Lors du Forum de médiation de Doha cette semaine, Lazzarini a averti que « l’effondrement de l’UNRWA priverait au moins 50.000 enfants d’éducation et un demi-million de réfugiés palestiniens de soins de santé primaires ». Mais alors que l’UNRWA revendique la neutralité, et que ses donateurs, en particulier les États-Unis, ont insisté pour que l’agence applique une neutralité stricte, Lazzarini a mentionné l’Alliance mondiale pour la mise en œuvre de la solution à deux États comme une initiative qui « peut aider à déterminer une voie politique viable à suivre ». Alors que le génocide est perpétré par l’État colonial de peuplement en Palestine occupée, l’UE et les États arabes continuent de promouvoir la « solution » à deux États et de créer des carrières diplomatiques autour de la gestion des conséquences brutales du colonialisme.

Cependant, promouvoir la diplomatie ratée des opportunistes n’aidera pas les enfants à être des enfants. Les enfants palestiniens de Gaza sont des individus profondément traumatisés. Beaucoup l’étaient même avant le génocide actuel, et la faute en incombe uniquement à Israël et à la communauté internationale qui défend le discours sécuritaire d’Israël, dont plusieurs sont également d’importants donateurs de l’UNRWA. Une rhétorique telle que « aider les enfants à être des enfants » passe sous silence la réalité coloniale et génocidaire que vivent quotidiennement les enfants palestiniens de Gaza. Gaza est un territoire totalement dangereux ; des enfants ont été tués, brûlés vifs, brutalement déchiquetés par des bombes, mutilés à vie et affamés. Certains ont été pris pour cible alors qu’ils transportaient les restes de leurs frères et sœurs morts.

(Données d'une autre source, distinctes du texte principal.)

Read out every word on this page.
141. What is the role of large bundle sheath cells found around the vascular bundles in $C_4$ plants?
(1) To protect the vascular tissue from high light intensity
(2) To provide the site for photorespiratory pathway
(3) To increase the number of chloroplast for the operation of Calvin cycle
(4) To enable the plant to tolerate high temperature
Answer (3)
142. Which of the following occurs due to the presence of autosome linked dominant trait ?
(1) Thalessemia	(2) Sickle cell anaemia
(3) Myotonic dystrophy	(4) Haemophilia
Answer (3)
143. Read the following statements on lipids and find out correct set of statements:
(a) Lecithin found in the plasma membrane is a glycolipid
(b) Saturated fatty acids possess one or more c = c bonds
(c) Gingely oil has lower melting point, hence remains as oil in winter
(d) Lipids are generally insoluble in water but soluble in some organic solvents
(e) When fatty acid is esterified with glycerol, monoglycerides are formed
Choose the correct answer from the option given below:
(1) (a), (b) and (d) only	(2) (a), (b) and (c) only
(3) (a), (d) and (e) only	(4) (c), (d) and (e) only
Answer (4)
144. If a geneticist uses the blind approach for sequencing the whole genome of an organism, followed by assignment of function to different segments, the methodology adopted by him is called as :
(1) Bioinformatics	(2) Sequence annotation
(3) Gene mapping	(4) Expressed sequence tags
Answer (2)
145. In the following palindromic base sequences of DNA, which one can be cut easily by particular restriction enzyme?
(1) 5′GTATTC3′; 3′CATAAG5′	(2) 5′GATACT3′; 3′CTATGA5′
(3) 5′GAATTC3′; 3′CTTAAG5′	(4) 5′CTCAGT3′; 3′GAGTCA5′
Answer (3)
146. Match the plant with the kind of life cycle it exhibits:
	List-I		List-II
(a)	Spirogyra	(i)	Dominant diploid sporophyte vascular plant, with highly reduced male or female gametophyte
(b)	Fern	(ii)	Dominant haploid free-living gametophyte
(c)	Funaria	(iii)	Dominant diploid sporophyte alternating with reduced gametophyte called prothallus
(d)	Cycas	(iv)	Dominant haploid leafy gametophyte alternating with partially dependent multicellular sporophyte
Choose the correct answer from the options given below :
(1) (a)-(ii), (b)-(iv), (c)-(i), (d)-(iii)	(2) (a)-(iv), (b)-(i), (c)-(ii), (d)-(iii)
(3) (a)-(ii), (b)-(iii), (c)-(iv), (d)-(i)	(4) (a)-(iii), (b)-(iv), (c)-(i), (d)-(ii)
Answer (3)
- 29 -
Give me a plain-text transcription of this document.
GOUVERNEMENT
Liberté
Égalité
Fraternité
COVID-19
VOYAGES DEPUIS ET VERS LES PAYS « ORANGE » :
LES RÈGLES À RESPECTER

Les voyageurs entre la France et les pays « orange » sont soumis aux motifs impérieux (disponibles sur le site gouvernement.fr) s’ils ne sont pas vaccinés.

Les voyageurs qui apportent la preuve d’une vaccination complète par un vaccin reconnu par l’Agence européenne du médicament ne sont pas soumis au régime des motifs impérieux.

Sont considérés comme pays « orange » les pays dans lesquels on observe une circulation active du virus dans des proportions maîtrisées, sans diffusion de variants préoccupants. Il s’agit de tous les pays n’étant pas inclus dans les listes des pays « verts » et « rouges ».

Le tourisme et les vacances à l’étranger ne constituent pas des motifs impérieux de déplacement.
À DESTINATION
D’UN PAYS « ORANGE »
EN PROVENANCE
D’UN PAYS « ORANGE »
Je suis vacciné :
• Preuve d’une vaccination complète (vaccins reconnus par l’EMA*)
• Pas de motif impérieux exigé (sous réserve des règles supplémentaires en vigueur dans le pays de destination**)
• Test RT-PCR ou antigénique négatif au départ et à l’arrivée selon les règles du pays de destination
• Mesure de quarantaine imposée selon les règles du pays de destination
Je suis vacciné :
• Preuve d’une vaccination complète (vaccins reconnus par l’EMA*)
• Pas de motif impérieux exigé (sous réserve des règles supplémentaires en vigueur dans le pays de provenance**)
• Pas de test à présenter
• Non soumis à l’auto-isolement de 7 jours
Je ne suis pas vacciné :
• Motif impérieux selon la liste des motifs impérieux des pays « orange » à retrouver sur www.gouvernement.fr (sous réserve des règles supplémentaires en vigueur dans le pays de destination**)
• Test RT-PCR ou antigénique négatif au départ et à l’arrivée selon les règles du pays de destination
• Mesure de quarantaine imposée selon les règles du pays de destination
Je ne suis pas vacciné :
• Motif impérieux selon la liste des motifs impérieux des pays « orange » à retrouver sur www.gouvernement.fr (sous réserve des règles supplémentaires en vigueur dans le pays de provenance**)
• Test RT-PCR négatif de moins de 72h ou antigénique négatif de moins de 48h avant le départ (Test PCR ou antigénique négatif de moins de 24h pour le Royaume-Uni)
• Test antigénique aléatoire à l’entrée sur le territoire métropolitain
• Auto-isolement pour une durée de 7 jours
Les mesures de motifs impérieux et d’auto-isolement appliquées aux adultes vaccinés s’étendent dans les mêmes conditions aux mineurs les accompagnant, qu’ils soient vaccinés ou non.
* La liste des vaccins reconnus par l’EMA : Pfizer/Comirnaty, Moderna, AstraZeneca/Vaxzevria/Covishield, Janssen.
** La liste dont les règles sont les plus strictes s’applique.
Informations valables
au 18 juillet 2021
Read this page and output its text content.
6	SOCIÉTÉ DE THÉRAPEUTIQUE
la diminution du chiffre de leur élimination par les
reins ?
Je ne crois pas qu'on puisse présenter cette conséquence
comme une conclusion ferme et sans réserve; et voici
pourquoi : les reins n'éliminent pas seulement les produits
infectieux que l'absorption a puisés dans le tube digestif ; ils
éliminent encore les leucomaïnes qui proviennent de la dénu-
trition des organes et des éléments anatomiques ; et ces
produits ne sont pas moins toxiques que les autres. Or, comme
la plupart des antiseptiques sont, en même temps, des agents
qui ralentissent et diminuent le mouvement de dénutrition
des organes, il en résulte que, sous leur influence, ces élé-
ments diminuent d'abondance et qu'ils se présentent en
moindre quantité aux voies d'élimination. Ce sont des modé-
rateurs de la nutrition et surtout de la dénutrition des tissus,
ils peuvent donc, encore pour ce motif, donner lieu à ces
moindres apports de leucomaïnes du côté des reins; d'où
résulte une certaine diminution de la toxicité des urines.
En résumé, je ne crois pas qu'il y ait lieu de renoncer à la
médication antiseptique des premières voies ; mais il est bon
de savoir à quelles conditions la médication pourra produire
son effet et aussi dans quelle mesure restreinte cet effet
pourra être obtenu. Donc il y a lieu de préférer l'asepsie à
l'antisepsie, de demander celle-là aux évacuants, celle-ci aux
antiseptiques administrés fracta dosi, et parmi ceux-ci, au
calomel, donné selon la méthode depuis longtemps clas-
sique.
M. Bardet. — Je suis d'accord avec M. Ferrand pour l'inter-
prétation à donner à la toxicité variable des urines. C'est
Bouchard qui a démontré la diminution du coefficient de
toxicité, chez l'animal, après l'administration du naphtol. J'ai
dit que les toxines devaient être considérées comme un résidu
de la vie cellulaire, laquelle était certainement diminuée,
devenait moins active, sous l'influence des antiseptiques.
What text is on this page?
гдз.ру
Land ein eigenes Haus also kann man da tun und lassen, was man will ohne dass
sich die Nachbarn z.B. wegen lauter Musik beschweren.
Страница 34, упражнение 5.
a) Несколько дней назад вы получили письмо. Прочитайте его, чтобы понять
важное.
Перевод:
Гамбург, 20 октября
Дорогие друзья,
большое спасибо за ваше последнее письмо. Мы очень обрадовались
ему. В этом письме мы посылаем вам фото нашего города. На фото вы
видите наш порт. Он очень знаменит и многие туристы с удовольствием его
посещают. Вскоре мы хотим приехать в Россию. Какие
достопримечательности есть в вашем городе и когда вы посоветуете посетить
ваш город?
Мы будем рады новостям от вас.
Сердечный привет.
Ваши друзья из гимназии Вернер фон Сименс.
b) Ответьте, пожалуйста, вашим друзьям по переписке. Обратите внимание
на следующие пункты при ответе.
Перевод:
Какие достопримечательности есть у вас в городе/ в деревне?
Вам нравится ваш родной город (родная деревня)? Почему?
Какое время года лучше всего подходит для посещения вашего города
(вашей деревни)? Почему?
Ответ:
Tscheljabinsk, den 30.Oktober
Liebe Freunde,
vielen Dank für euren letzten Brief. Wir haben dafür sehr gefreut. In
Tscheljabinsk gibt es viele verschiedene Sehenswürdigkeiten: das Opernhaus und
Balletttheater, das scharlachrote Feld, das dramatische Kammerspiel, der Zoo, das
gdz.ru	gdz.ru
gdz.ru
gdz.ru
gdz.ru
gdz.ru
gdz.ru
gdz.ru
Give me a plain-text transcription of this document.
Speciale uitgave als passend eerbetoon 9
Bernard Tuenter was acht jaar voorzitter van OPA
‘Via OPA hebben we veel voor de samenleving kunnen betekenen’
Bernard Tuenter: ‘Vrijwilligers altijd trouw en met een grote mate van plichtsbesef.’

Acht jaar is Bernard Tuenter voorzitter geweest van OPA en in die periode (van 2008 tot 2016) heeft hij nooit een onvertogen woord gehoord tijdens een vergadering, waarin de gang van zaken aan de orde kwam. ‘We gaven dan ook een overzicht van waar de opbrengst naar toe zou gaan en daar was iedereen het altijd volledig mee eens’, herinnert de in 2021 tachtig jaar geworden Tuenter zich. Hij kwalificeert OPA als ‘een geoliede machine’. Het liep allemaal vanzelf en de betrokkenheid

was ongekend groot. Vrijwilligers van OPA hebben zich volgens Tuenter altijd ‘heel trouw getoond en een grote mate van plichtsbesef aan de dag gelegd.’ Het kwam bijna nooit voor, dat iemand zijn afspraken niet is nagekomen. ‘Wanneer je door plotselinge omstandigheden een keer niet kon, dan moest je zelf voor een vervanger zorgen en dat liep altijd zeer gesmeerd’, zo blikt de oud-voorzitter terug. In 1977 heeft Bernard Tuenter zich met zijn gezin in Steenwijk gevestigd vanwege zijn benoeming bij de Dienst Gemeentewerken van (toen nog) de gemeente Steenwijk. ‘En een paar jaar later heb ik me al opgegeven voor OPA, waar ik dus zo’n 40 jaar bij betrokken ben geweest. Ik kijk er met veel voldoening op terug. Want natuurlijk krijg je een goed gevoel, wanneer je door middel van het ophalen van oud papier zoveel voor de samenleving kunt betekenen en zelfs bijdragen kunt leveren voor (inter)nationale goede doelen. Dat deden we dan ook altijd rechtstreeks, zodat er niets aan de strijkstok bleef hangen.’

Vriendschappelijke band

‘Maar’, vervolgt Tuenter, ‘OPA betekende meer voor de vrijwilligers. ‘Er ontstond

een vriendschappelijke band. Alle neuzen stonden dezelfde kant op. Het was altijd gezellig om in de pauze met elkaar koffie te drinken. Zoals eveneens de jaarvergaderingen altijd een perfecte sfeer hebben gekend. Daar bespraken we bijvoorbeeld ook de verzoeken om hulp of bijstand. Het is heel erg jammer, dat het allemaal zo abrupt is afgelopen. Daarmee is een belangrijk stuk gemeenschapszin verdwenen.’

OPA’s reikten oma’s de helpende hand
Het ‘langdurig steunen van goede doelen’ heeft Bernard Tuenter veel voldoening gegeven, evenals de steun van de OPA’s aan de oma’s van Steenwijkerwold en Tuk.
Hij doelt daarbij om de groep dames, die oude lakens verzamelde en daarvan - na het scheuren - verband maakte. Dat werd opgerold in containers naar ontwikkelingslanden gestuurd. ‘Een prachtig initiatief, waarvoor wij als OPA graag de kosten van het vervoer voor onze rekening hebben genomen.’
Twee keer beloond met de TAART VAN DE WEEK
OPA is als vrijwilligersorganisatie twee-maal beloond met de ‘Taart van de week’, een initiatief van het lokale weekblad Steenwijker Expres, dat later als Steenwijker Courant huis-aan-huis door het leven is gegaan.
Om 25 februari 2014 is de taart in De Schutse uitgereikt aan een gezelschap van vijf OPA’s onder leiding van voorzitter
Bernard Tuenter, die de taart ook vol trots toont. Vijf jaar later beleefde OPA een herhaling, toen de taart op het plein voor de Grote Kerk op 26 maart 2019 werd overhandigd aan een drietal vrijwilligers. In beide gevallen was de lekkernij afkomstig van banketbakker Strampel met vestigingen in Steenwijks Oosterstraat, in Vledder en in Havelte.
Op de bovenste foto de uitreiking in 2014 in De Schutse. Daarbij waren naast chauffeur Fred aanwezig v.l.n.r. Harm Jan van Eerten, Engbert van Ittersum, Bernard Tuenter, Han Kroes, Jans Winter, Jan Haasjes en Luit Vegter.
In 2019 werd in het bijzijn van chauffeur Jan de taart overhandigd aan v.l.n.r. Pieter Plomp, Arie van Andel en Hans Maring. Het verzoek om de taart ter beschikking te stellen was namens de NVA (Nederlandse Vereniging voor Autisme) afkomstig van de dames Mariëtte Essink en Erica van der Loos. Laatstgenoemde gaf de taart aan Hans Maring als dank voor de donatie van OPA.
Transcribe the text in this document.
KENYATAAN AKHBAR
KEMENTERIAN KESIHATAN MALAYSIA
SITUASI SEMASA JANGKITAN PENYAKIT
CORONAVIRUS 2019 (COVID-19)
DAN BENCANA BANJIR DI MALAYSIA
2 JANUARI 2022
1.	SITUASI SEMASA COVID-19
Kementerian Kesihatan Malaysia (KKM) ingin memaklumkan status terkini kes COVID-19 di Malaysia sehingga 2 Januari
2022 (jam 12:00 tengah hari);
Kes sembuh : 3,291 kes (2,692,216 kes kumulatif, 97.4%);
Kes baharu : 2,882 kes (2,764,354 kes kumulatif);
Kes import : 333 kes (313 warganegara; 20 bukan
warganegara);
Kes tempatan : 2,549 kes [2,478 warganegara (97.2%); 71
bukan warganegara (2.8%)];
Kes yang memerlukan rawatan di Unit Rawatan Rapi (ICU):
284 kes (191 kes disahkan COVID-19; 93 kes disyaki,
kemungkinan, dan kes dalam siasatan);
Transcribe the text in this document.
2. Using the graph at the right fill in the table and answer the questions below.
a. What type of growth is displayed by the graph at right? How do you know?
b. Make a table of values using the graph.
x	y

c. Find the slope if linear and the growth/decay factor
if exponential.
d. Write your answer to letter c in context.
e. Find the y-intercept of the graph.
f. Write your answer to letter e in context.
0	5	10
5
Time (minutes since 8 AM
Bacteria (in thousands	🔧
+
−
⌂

Il n’y a plus de normalité à Gaza. Si l’UNRWA est autorisée à continuer à fonctionner, elle sera confrontée à des circonstances sans précédent qui devraient mettre fin à la prémisse de la neutralité. Un enfant vivant dans un contexte non génocidaire peut comprendre que « les enfants sont des enfants ». Les enfants palestiniens ont été confrontés à des horreurs que la plupart des adultes de ce monde ne connaîtront jamais de toute leur vie, en particulier les diplomates qui participent à une quelconque escroquerie à deux États, le vernis parfait pour perdre un temps précieux pendant qu’Israël colonise et annexe toujours plus de territoire palestinien.

Promouvoir une « solution » à deux États n’aide pas les enfants palestiniens à être des enfants. Au lieu de saluer des initiatives qui n’ont abouti à rien au cours des 30 dernières années, l’UNRWA devrait adopter une position politique qui ait du sens dans le cadre de son mandat. La communauté internationale a le devoir d’éradiquer le colonialisme ; l’ONU s’est même engagée à le faire, à l’exception du colonialisme israélien, bien sûr.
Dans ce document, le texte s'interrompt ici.